You really know you're getting on when you spend more time talking and thinking about old films than you do new ones - it's the cinematic equivalent of your parents and grandparents saying food tasted better way back when. How apt, then, that this movie has 'sausage' in the title.
Now, when it comes to loss of flavour, the two big screen genres that have suffered the most in the last two decades are horrors and comedies, to the extent that you feel like you're in miracle territory when you find one that satisfies from start to finish and are still savouring it a few hours later.
This year, hipster squealing about the Sausage Party trailer was audible on the International Space Station, while the trumpeting of its 'R' rating in US - the first animated movie to get that cert - was put forward as pre-release proof that we were about to be served up something very special.
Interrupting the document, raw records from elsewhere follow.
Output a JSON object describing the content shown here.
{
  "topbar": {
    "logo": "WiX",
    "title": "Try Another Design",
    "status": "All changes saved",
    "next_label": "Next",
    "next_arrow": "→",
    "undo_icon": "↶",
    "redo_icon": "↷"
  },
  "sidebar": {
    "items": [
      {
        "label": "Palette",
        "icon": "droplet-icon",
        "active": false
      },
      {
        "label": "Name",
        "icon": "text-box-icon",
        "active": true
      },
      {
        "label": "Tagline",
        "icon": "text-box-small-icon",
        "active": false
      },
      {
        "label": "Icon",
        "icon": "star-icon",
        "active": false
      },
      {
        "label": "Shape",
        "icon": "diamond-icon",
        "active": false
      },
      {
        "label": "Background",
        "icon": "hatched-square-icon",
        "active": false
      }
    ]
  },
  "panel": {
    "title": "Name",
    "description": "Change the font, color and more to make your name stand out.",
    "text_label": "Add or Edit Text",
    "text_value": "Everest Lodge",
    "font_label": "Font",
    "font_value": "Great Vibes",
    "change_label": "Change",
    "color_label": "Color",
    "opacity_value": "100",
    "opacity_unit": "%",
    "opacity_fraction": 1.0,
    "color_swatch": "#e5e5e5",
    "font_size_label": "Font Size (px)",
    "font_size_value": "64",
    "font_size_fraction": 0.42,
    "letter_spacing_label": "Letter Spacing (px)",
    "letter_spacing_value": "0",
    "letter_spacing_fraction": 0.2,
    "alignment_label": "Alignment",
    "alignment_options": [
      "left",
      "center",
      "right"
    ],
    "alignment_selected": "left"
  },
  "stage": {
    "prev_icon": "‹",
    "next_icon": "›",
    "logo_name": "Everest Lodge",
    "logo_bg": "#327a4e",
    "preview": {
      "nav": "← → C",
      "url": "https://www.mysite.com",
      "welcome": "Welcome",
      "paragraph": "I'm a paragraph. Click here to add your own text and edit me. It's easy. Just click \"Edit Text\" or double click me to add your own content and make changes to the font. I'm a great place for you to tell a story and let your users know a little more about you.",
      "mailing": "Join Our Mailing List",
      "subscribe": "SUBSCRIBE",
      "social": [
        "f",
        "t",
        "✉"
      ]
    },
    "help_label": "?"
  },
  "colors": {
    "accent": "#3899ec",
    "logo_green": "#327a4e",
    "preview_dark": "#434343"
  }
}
But the reality is that the latest offering from the Seth Rogen-Evan Goldberg kitchen is just like a lot of grub these days - a couple of nice bits but fairly bland overall and you're hungry again a half-hour later.
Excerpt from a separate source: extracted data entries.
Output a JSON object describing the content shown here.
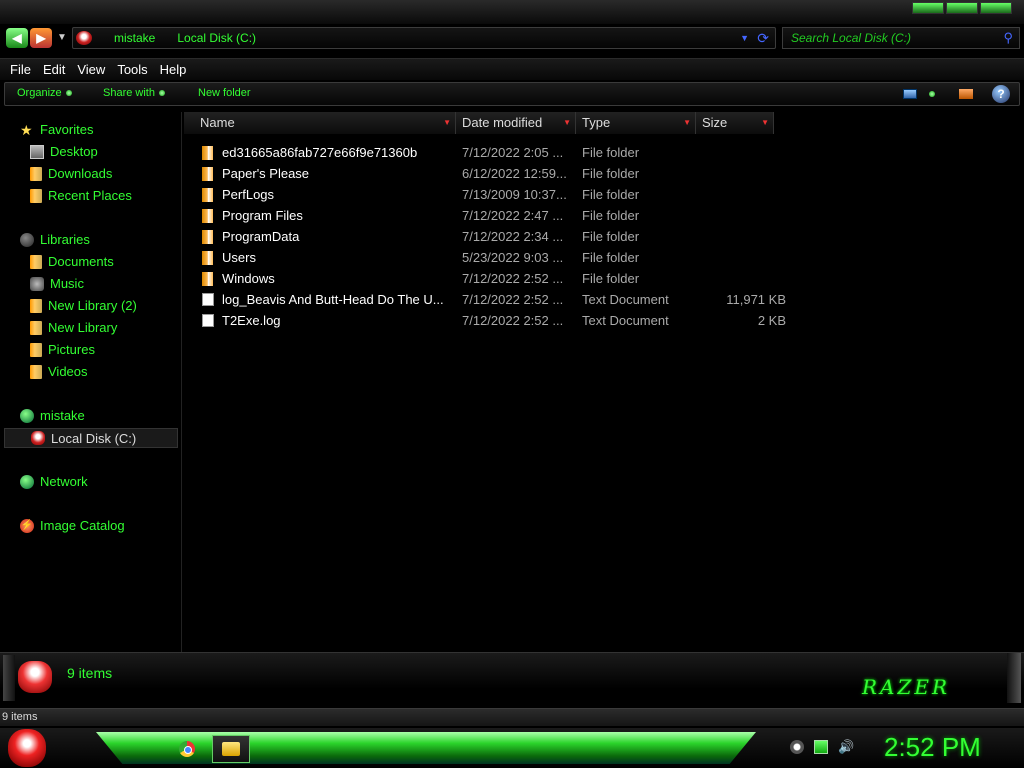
{
  "address": {
    "crumbs": [
      "mistake",
      "Local Disk (C:)"
    ]
  },
  "search": {
    "placeholder": "Search Local Disk (C:)"
  },
  "menu": [
    "File",
    "Edit",
    "View",
    "Tools",
    "Help"
  ],
  "toolbar": {
    "organize": "Organize",
    "share_with": "Share with",
    "new_folder": "New folder"
  },
  "nav": {
    "favorites": "Favorites",
    "desktop": "Desktop",
    "downloads": "Downloads",
    "recent_places": "Recent Places",
    "libraries": "Libraries",
    "documents": "Documents",
    "music": "Music",
    "new_library_2": "New Library (2)",
    "new_library": "New Library",
    "pictures": "Pictures",
    "videos": "Videos",
    "computer": "mistake",
    "local_disk": "Local Disk (C:)",
    "network": "Network",
    "image_catalog": "Image Catalog"
  },
  "columns": {
    "name": "Name",
    "date_modified": "Date modified",
    "type": "Type",
    "size": "Size"
  },
  "files": [
    {
      "name": "ed31665a86fab727e66f9e71360b",
      "date": "7/12/2022 2:05 ...",
      "type": "File folder",
      "size": "",
      "kind": "folder"
    },
    {
      "name": "Paper's Please",
      "date": "6/12/2022 12:59...",
      "type": "File folder",
      "size": "",
      "kind": "folder"
    },
    {
      "name": "PerfLogs",
      "date": "7/13/2009 10:37...",
      "type": "File folder",
      "size": "",
      "kind": "folder"
    },
    {
      "name": "Program Files",
      "date": "7/12/2022 2:47 ...",
      "type": "File folder",
      "size": "",
      "kind": "folder"
    },
    {
      "name": "ProgramData",
      "date": "7/12/2022 2:34 ...",
      "type": "File folder",
      "size": "",
      "kind": "folder"
    },
    {
      "name": "Users",
      "date": "5/23/2022 9:03 ...",
      "type": "File folder",
      "size": "",
      "kind": "folder"
    },
    {
      "name": "Windows",
      "date": "7/12/2022 2:52 ...",
      "type": "File folder",
      "size": "",
      "kind": "folder"
    },
    {
      "name": "log_Beavis And Butt-Head Do The U...",
      "date": "7/12/2022 2:52 ...",
      "type": "Text Document",
      "size": "11,971 KB",
      "kind": "doc"
    },
    {
      "name": "T2Exe.log",
      "date": "7/12/2022 2:52 ...",
      "type": "Text Document",
      "size": "2 KB",
      "kind": "doc"
    }
  ],
  "details": {
    "item_count": "9 items",
    "logo_text": "RAZER"
  },
  "status": {
    "text": "9 items"
  },
  "taskbar": {
    "clock": "2:52 PM"
  },
  "icons": {
    "back": "back-arrow-icon",
    "forward": "forward-arrow-icon",
    "search": "search-icon",
    "help": "help-icon"
  },
  "colors": {
    "accent": "#33ff33",
    "sort_arrow": "#ee3333",
    "background": "#000000"
  }
}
The duo and their team deserve credit for a good idea. In an allegory about faith, waste, religion and consumerism as its very own church, the products and produce on the supermarket shelves discover that "the Gods" who put them in the trollies aren't bringing them to paradise in "The Great Beyond" but are eating and drinking them. Prophet-in-his-own-aisle sausage Frank (natch) learns the truth but will others believe him?
The first word in Sausage Party is an expletive and, sure enough, Rogen, Goldberg and co start as they mean to go on. But familiarity breeds contempt and the device has lost its shock and humour value before the half-hour mark. It's the equivalent of the pal who blanket F-bombs every single anecdote: your attention drifts so much that you really have to focus to find the funny bits.
And there are some here. Tackling the Arab-Israeli conflict via a bagel and lavash is inspired; Meat Loaf becoming his stage name for a song-driven montage is delicious and some one-liners ("I believe in bunogamy", "You've got girth - that's way more important than length", "Just act happy and ignore your feelings") provide the chuckles. Too often, however, Sausage Party is just crude for the sake of it without the standout gags needed to back that approach up. The family-friendly Finding Dory, The Secret Life of Pets and Zootopia all had stronger material.
They also had more fulfilling finales. The ending here is suitably bonkers but you may have put down the knife and fork in your head long before it arrives.
Really, there's no need for seconds.